Handling custom essays
To convert your paper to code, prepare a PDF or LaTeX format file and modify the environment variables. For example, use the PDF format:
export OPENAI_API_KEY="your-api-key"
cd scripts
bash run.sh
For LaTeX format, run:
bash run_latex.sh
If other large language models are used, run:
bash run_llm.sh # PDF 格式
bash run_latex_llm.sh # LaTeX 格式
Evaluating code quality
Paper2Code supports both referenced and unreferenced code quality assessment. Run evaluation scripts:
cd codes
python eval.py \
--paper_name Transformer \
--pdf_json_path ../examples/Transformer_cleaned.json \
--data_dir ../data \
--output_dir ../outputs/Transformer \
--target_repo_dir ../outputs/Transformer_repo \
--eval_result_dir ../results \
--eval_type ref_free \
--generated_n 8 \
--papercoder
Standard warehouse paths need to be specified for reference evaluation:
--eval_type ref_based \
--gold_repo_dir ../examples/Transformer_gold_repo
Evaluation results include a 1-5 correctness score, saved in the results
Catalog.
Featured Function Operation
- Multi-agent collaboration: Planning agents to design code architecture, analyzing agents to extract thesis details, and generating agents to write modular code. Users do not need to manually intervene, the system automatically completes the whole process.
- High quality code: The generated code is faithful to the paper, includes dependency management and configuration files, and is suitable for production environments.
- Flexible input: Support PDF and LaTeX formats, compatible with a variety of paper formats, convenient for different user needs.
- Assessment tools: Provide automated evaluation scripts that quantify code correctness and help users verify implementation quality.
caveat
- Make sure the OpenAI API key is valid by running o3-mini The estimated cost of the model is $0.50-0.70.
- When converting PDF, check the JSON output for completeness to avoid formatting errors.

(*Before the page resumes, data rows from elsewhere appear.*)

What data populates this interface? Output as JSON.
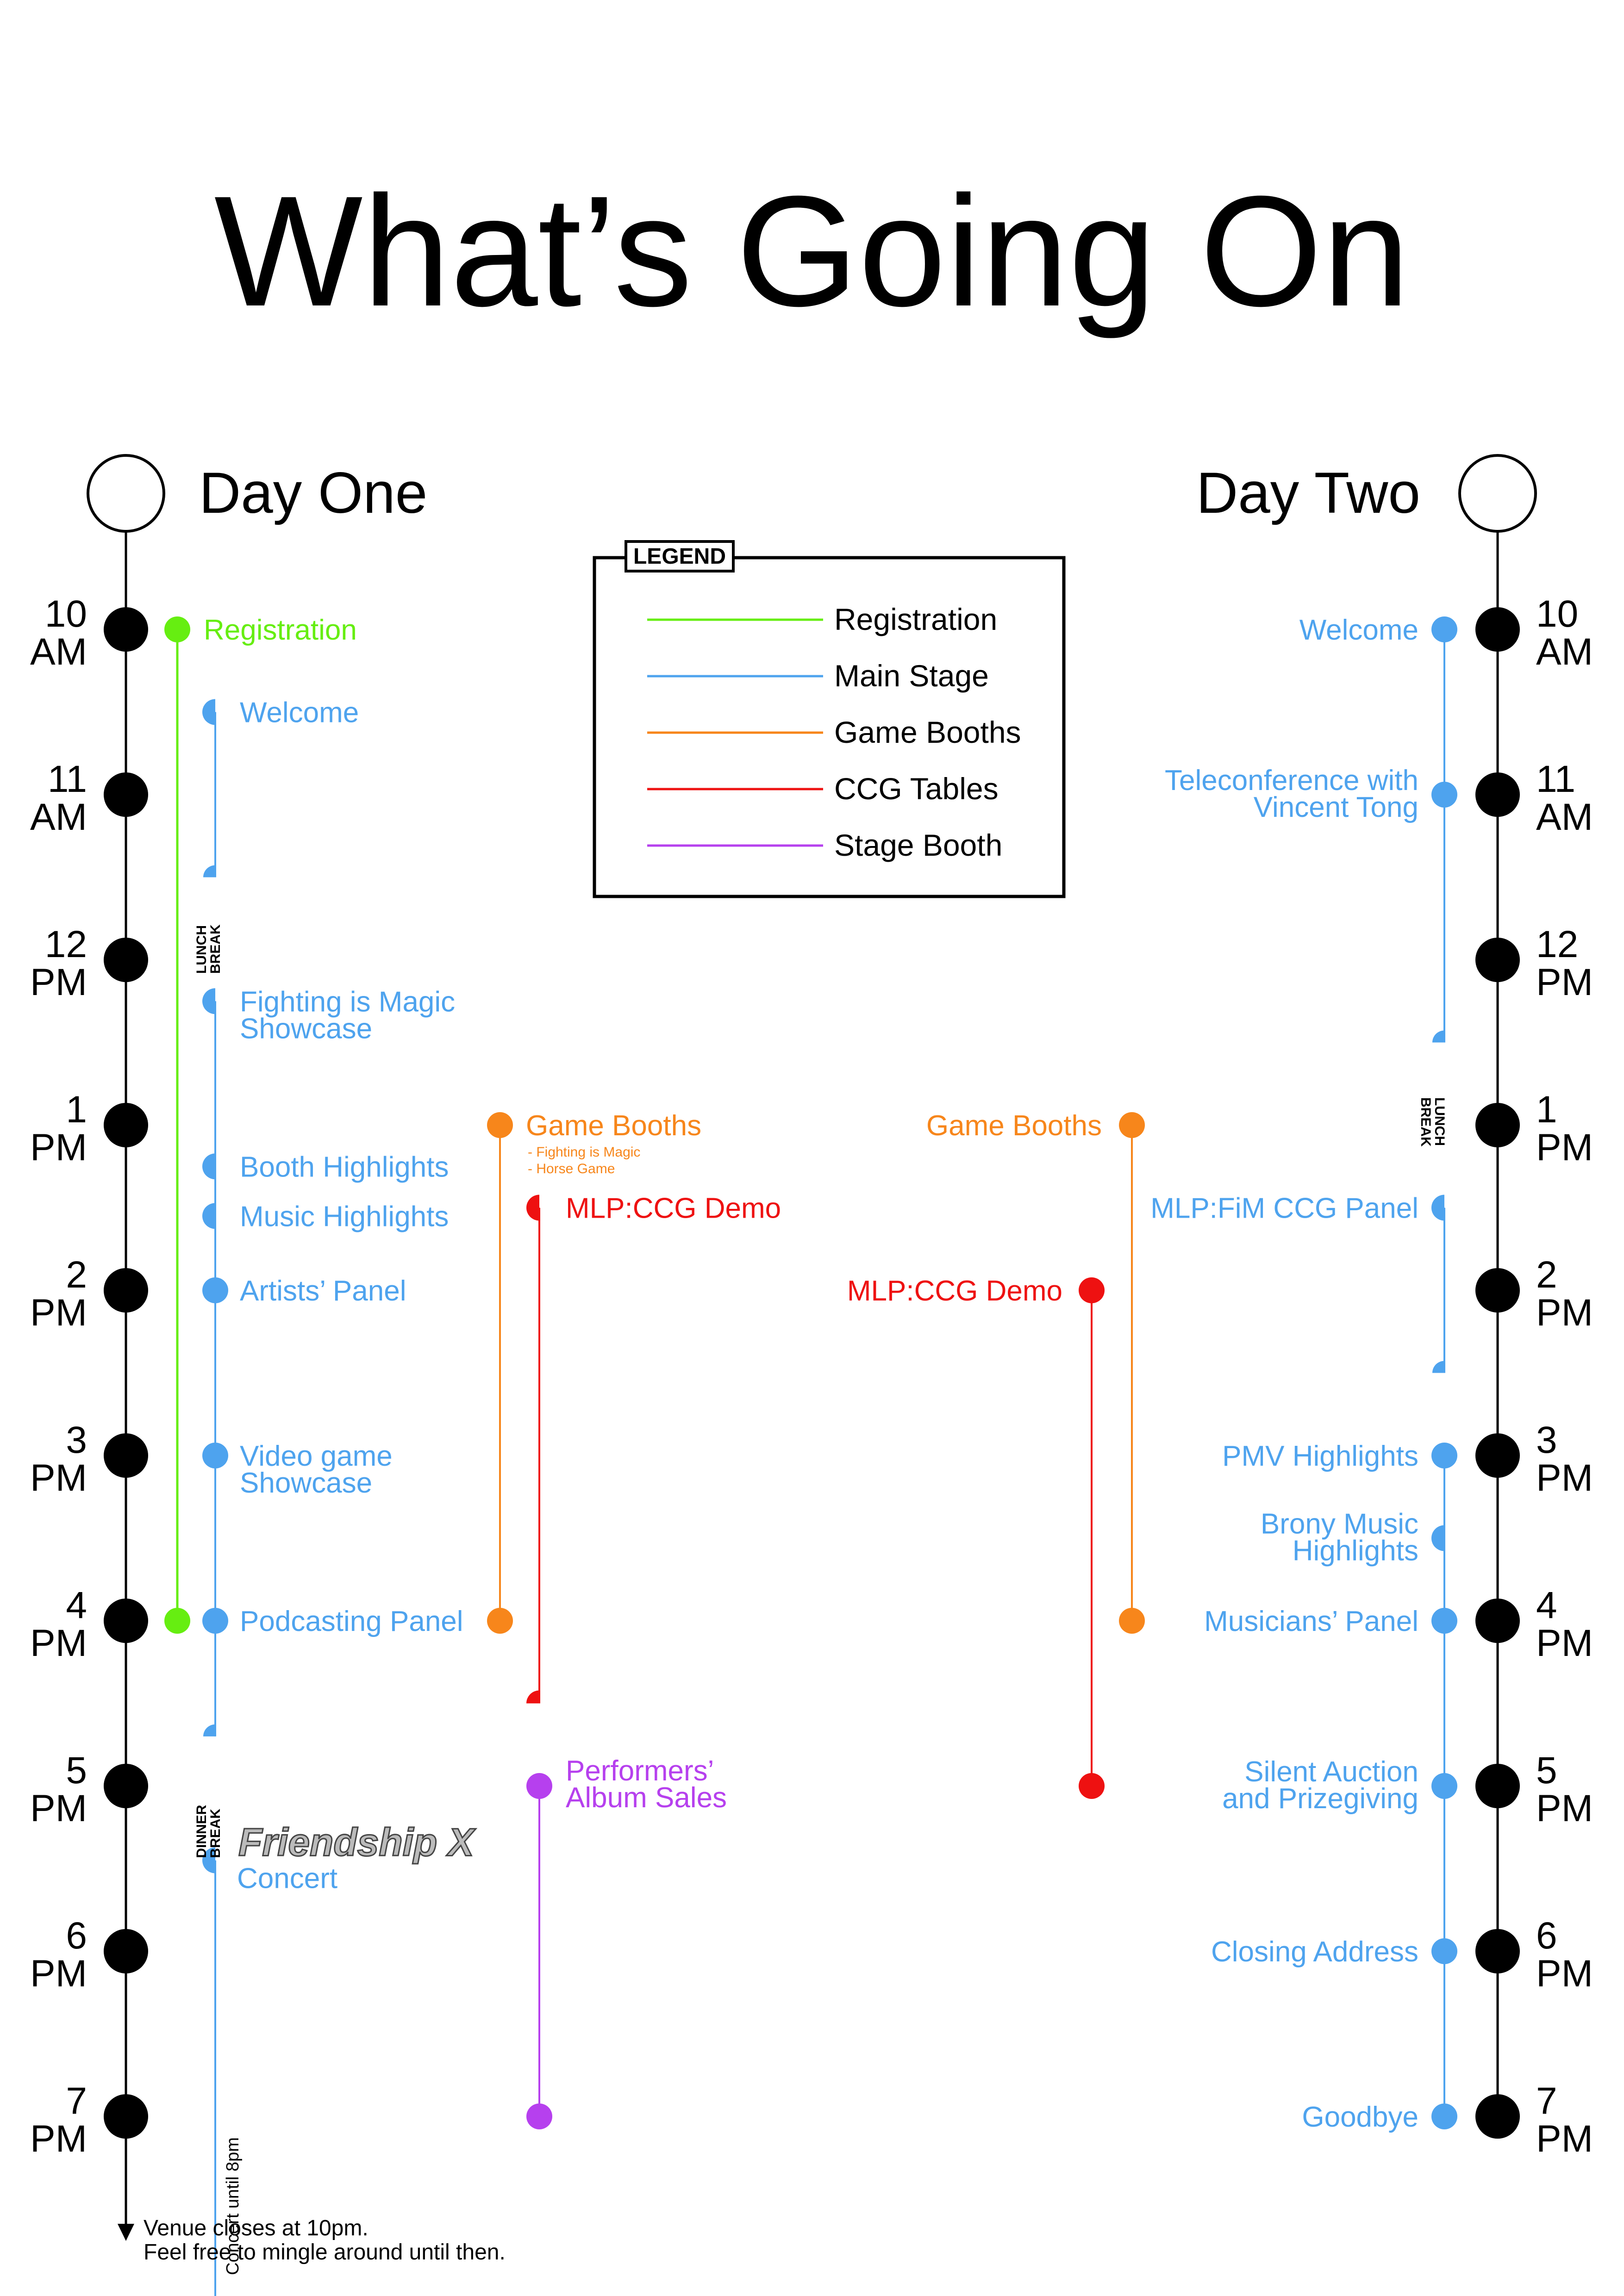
{
  "title": "What’s Going On",
  "colors": {
    "registration": "#66ee11",
    "main_stage": "#4ea3ee",
    "game_booths": "#f7861b",
    "ccg_tables": "#ee1111",
    "stage_booth": "#b640ee",
    "axis": "#000000"
  },
  "legend": {
    "label": "LEGEND",
    "items": [
      {
        "label": "Registration",
        "color_key": "registration"
      },
      {
        "label": "Main Stage",
        "color_key": "main_stage"
      },
      {
        "label": "Game Booths",
        "color_key": "game_booths"
      },
      {
        "label": "CCG Tables",
        "color_key": "ccg_tables"
      },
      {
        "label": "Stage Booth",
        "color_key": "stage_booth"
      }
    ]
  },
  "hours": [
    {
      "h": 10,
      "num": "10",
      "ampm": "AM"
    },
    {
      "h": 11,
      "num": "11",
      "ampm": "AM"
    },
    {
      "h": 12,
      "num": "12",
      "ampm": "PM"
    },
    {
      "h": 13,
      "num": "1",
      "ampm": "PM"
    },
    {
      "h": 14,
      "num": "2",
      "ampm": "PM"
    },
    {
      "h": 15,
      "num": "3",
      "ampm": "PM"
    },
    {
      "h": 16,
      "num": "4",
      "ampm": "PM"
    },
    {
      "h": 17,
      "num": "5",
      "ampm": "PM"
    },
    {
      "h": 18,
      "num": "6",
      "ampm": "PM"
    },
    {
      "h": 19,
      "num": "7",
      "ampm": "PM"
    }
  ],
  "day_one": {
    "label": "Day One",
    "registration": {
      "start": 10,
      "end": 16,
      "label": "Registration"
    },
    "main_stage": {
      "events": [
        {
          "time": 10.5,
          "label": "Welcome",
          "marker": "start"
        },
        {
          "time": 12.25,
          "label": "Fighting is Magic\nShowcase",
          "marker": "start"
        },
        {
          "time": 13.25,
          "label": "Booth Highlights",
          "marker": "start"
        },
        {
          "time": 13.55,
          "label": "Music Highlights",
          "marker": "start"
        },
        {
          "time": 14,
          "label": "Artists’ Panel",
          "marker": "dot"
        },
        {
          "time": 15,
          "label": "Video game\nShowcase",
          "marker": "dot"
        },
        {
          "time": 16,
          "label": "Podcasting Panel",
          "marker": "dot"
        },
        {
          "time": 17.45,
          "label": "Concert",
          "marker": "start"
        }
      ],
      "segment_ends": [
        11.5,
        16.7
      ],
      "line_end": 20.5
    },
    "lunch_break": {
      "label": "LUNCH\nBREAK",
      "time": 12
    },
    "dinner_break": {
      "label": "DINNER\nBREAK",
      "time": 17.1
    },
    "concert_act": "Friendship X",
    "concert_note": "Concert until 8pm",
    "game_booths": {
      "start": 13,
      "end": 16,
      "label": "Game Booths",
      "sublabels": [
        "- Fighting is Magic",
        "- Horse Game"
      ]
    },
    "ccg": {
      "start": 13.5,
      "end": 16.5,
      "label": "MLP:CCG Demo"
    },
    "stage_booth": {
      "start": 17,
      "end": 19,
      "label": "Performers’\nAlbum Sales"
    },
    "footer": "Venue closes at 10pm.\nFeel free to mingle around until then."
  },
  "day_two": {
    "label": "Day Two",
    "main_stage": {
      "events": [
        {
          "time": 10,
          "label": "Welcome",
          "marker": "dot"
        },
        {
          "time": 11,
          "label": "Teleconference with\nVincent Tong",
          "marker": "dot"
        },
        {
          "time": 13.5,
          "label": "MLP:FiM CCG Panel",
          "marker": "start"
        },
        {
          "time": 15,
          "label": "PMV Highlights",
          "marker": "dot"
        },
        {
          "time": 15.5,
          "label": "Brony Music\nHighlights",
          "marker": "start"
        },
        {
          "time": 16,
          "label": "Musicians’ Panel",
          "marker": "dot"
        },
        {
          "time": 17,
          "label": "Silent Auction\nand Prizegiving",
          "marker": "dot"
        },
        {
          "time": 18,
          "label": "Closing Address",
          "marker": "dot"
        },
        {
          "time": 19,
          "label": "Goodbye",
          "marker": "dot"
        }
      ],
      "segment_ends": [
        12.5,
        14.5
      ]
    },
    "lunch_break": {
      "label": "LUNCH\nBREAK",
      "time": 13
    },
    "game_booths": {
      "start": 13,
      "end": 16,
      "label": "Game Booths"
    },
    "ccg": {
      "start": 14,
      "end": 17,
      "label": "MLP:CCG Demo"
    }
  }
}
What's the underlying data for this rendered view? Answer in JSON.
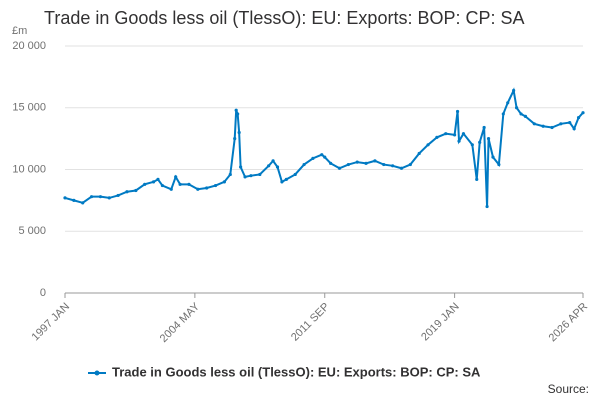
{
  "chart_data": {
    "type": "line",
    "title": "Trade in Goods less oil (TlessO): EU: Exports: BOP: CP: SA",
    "y_axis_label": "£m",
    "source": "Source:",
    "x": [
      "1997 JAN",
      "1997 JUL",
      "1998 JAN",
      "1998 JUL",
      "1999 JAN",
      "1999 JUL",
      "2000 JAN",
      "2000 JUL",
      "2001 JAN",
      "2001 JUL",
      "2002 JAN",
      "2002 APR",
      "2002 JUL",
      "2003 JAN",
      "2003 APR",
      "2003 JUL",
      "2004 JAN",
      "2004 JUL",
      "2005 JAN",
      "2005 JUL",
      "2006 JAN",
      "2006 MAY",
      "2006 AUG",
      "2006 SEP",
      "2006 OCT",
      "2006 NOV",
      "2006 DEC",
      "2007 MAR",
      "2007 JUL",
      "2008 JAN",
      "2008 JUL",
      "2008 OCT",
      "2009 JAN",
      "2009 APR",
      "2009 JUL",
      "2010 JAN",
      "2010 JUL",
      "2011 JAN",
      "2011 JUL",
      "2011 SEP",
      "2012 JAN",
      "2012 JUL",
      "2013 JAN",
      "2013 JUL",
      "2014 JAN",
      "2014 JUL",
      "2015 JAN",
      "2015 JUL",
      "2016 JAN",
      "2016 JUL",
      "2017 JAN",
      "2017 JUL",
      "2018 JAN",
      "2018 JUL",
      "2019 JAN",
      "2019 MAR",
      "2019 APR",
      "2019 JUL",
      "2020 JAN",
      "2020 APR",
      "2020 JUN",
      "2020 SEP",
      "2020 NOV",
      "2020 DEC",
      "2021 MAR",
      "2021 JUL",
      "2021 OCT",
      "2022 JAN",
      "2022 MAY",
      "2022 JUL",
      "2022 OCT",
      "2023 JAN",
      "2023 JUL",
      "2024 JAN",
      "2024 JUL",
      "2025 JAN",
      "2025 JUL",
      "2025 OCT",
      "2026 JAN",
      "2026 APR"
    ],
    "series": [
      {
        "name": "Trade in Goods less oil (TlessO): EU: Exports: BOP: CP: SA",
        "color": "#007ac3",
        "values": [
          7700,
          7500,
          7300,
          7800,
          7800,
          7700,
          7900,
          8200,
          8300,
          8800,
          9000,
          9200,
          8700,
          8400,
          9400,
          8800,
          8800,
          8400,
          8500,
          8700,
          9000,
          9600,
          12500,
          14800,
          14500,
          13000,
          10200,
          9400,
          9500,
          9600,
          10300,
          10700,
          10200,
          9000,
          9200,
          9600,
          10400,
          10900,
          11200,
          11000,
          10500,
          10100,
          10400,
          10600,
          10500,
          10700,
          10400,
          10300,
          10100,
          10400,
          11300,
          12000,
          12600,
          12900,
          12800,
          14700,
          12300,
          12900,
          12000,
          9200,
          12200,
          13400,
          7000,
          12500,
          11000,
          10400,
          14500,
          15400,
          16400,
          15000,
          14500,
          14300,
          13700,
          13500,
          13400,
          13700,
          13800,
          13300,
          14200,
          14600
        ]
      }
    ],
    "xticks": [
      "1997 JAN",
      "2004 MAY",
      "2011 SEP",
      "2019 JAN",
      "2026 APR"
    ],
    "ylim": [
      0,
      20000
    ],
    "yticks": [
      0,
      {
        "value": 5000,
        "label": "5 000"
      },
      {
        "value": 10000,
        "label": "10 000"
      },
      {
        "value": 15000,
        "label": "15 000"
      },
      {
        "value": 20000,
        "label": "20 000"
      }
    ],
    "grid": true
  }
}
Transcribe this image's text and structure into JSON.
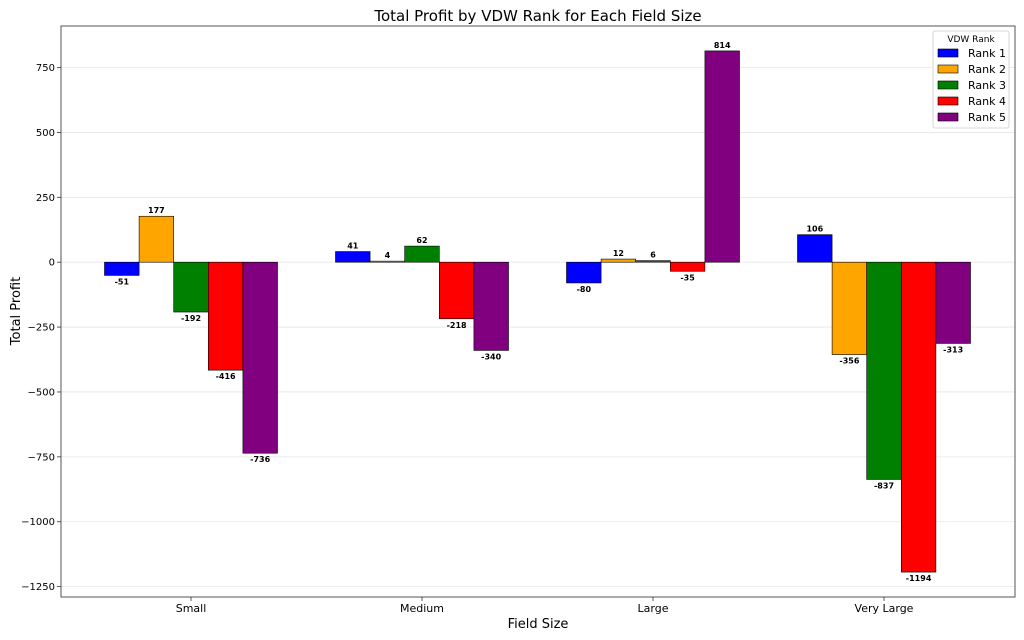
{
  "chart_data": {
    "type": "bar",
    "title": "Total Profit by VDW Rank for Each Field Size",
    "xlabel": "Field Size",
    "ylabel": "Total Profit",
    "categories": [
      "Small",
      "Medium",
      "Large",
      "Very Large"
    ],
    "ylim": [
      -1290,
      910
    ],
    "yticks": [
      750,
      500,
      250,
      0,
      -250,
      -500,
      -750,
      -1000,
      -1250
    ],
    "ytick_labels": [
      "750",
      "500",
      "250",
      "0",
      "−250",
      "−500",
      "−750",
      "−1000",
      "−1250"
    ],
    "grid": true,
    "legend": {
      "title": "VDW Rank",
      "placement": "top-right"
    },
    "series": [
      {
        "name": "Rank 1",
        "color": "#0000ff",
        "values": [
          -51,
          41,
          -80,
          106
        ]
      },
      {
        "name": "Rank 2",
        "color": "#ffa500",
        "values": [
          177,
          4,
          12,
          -356
        ]
      },
      {
        "name": "Rank 3",
        "color": "#008000",
        "values": [
          -192,
          62,
          6,
          -837
        ]
      },
      {
        "name": "Rank 4",
        "color": "#ff0000",
        "values": [
          -416,
          -218,
          -35,
          -1194
        ]
      },
      {
        "name": "Rank 5",
        "color": "#800080",
        "values": [
          -736,
          -340,
          814,
          -313
        ]
      }
    ]
  }
}
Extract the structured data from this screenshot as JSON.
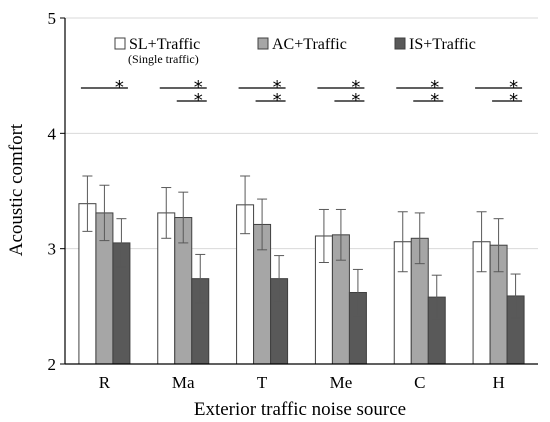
{
  "chart_data": {
    "type": "bar",
    "xlabel": "Exterior traffic noise source",
    "ylabel": "Acoustic comfort",
    "ylim": [
      2,
      5
    ],
    "yticks": [
      2,
      3,
      4,
      5
    ],
    "grid": true,
    "legend_position": "top",
    "categories": [
      "R",
      "Ma",
      "T",
      "Me",
      "C",
      "H"
    ],
    "series": [
      {
        "name": "SL+Traffic",
        "subtitle": "(Single traffic)",
        "color": "#ffffff",
        "values": [
          3.39,
          3.31,
          3.38,
          3.11,
          3.06,
          3.06
        ],
        "errors": [
          0.24,
          0.22,
          0.25,
          0.23,
          0.26,
          0.26
        ]
      },
      {
        "name": "AC+Traffic",
        "color": "#a6a6a6",
        "values": [
          3.31,
          3.27,
          3.21,
          3.12,
          3.09,
          3.03
        ],
        "errors": [
          0.24,
          0.22,
          0.22,
          0.22,
          0.22,
          0.23
        ]
      },
      {
        "name": "IS+Traffic",
        "color": "#595959",
        "values": [
          3.05,
          2.74,
          2.74,
          2.62,
          2.58,
          2.59
        ],
        "errors": [
          0.21,
          0.21,
          0.2,
          0.2,
          0.19,
          0.19
        ]
      }
    ],
    "significance": [
      {
        "category": "R",
        "brackets": [
          {
            "from": 0,
            "to": 2,
            "label": "*"
          }
        ]
      },
      {
        "category": "Ma",
        "brackets": [
          {
            "from": 0,
            "to": 2,
            "label": "*"
          },
          {
            "from": 1,
            "to": 2,
            "label": "*"
          }
        ]
      },
      {
        "category": "T",
        "brackets": [
          {
            "from": 0,
            "to": 2,
            "label": "*"
          },
          {
            "from": 1,
            "to": 2,
            "label": "*"
          }
        ]
      },
      {
        "category": "Me",
        "brackets": [
          {
            "from": 0,
            "to": 2,
            "label": "*"
          },
          {
            "from": 1,
            "to": 2,
            "label": "*"
          }
        ]
      },
      {
        "category": "C",
        "brackets": [
          {
            "from": 0,
            "to": 2,
            "label": "*"
          },
          {
            "from": 1,
            "to": 2,
            "label": "*"
          }
        ]
      },
      {
        "category": "H",
        "brackets": [
          {
            "from": 0,
            "to": 2,
            "label": "*"
          },
          {
            "from": 1,
            "to": 2,
            "label": "*"
          }
        ]
      }
    ]
  }
}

- Customizing the paper requires adjusting the paths and parameters in the script, cf.
README.md
The
application scenario
- academic research
Researchers can quickly turn new papers into code to validate algorithms and save time on manual coding. For example, machine learning scholars can run the code generated by Paper2Code directly to test the performance of the models in their papers. - Educational learning
Through Paper2Code, students can convert classic papers (e.g. Transformer) into code to gain a deeper understanding of the details of the model implementation and assist in learning the principles of deep learning. - Prototyping
Developers can quickly build machine learning prototypes based on the generated code repository, shortening the development cycle and making it suitable for fast iterative commercial projects.
QA
- What paper formats does Paper2Code support?
Supports machine learning papers in PDF and LaTeX formats; PDF needs to be converted to JSON, LaTeX can be processed directly. - What is the quality of the generated code?
Code is processed through a three-phase process of planning, analyzing, and generating to be faithful to the content of the paper. The evaluation tool provides a correctness score of 1-5 to ensure high-quality output. - Do I need to pay to run Paper2Code?
There is a fee to use the OpenAI API, which costs about $0.50-$0.70 to run the o3-mini model. Other features are free. - How to deal with your own paper?
Prepare the PDF or LaTeX file, configure environment variables, run therun.sh
mayberun_latex.sh
script, just adjust the path and parameters.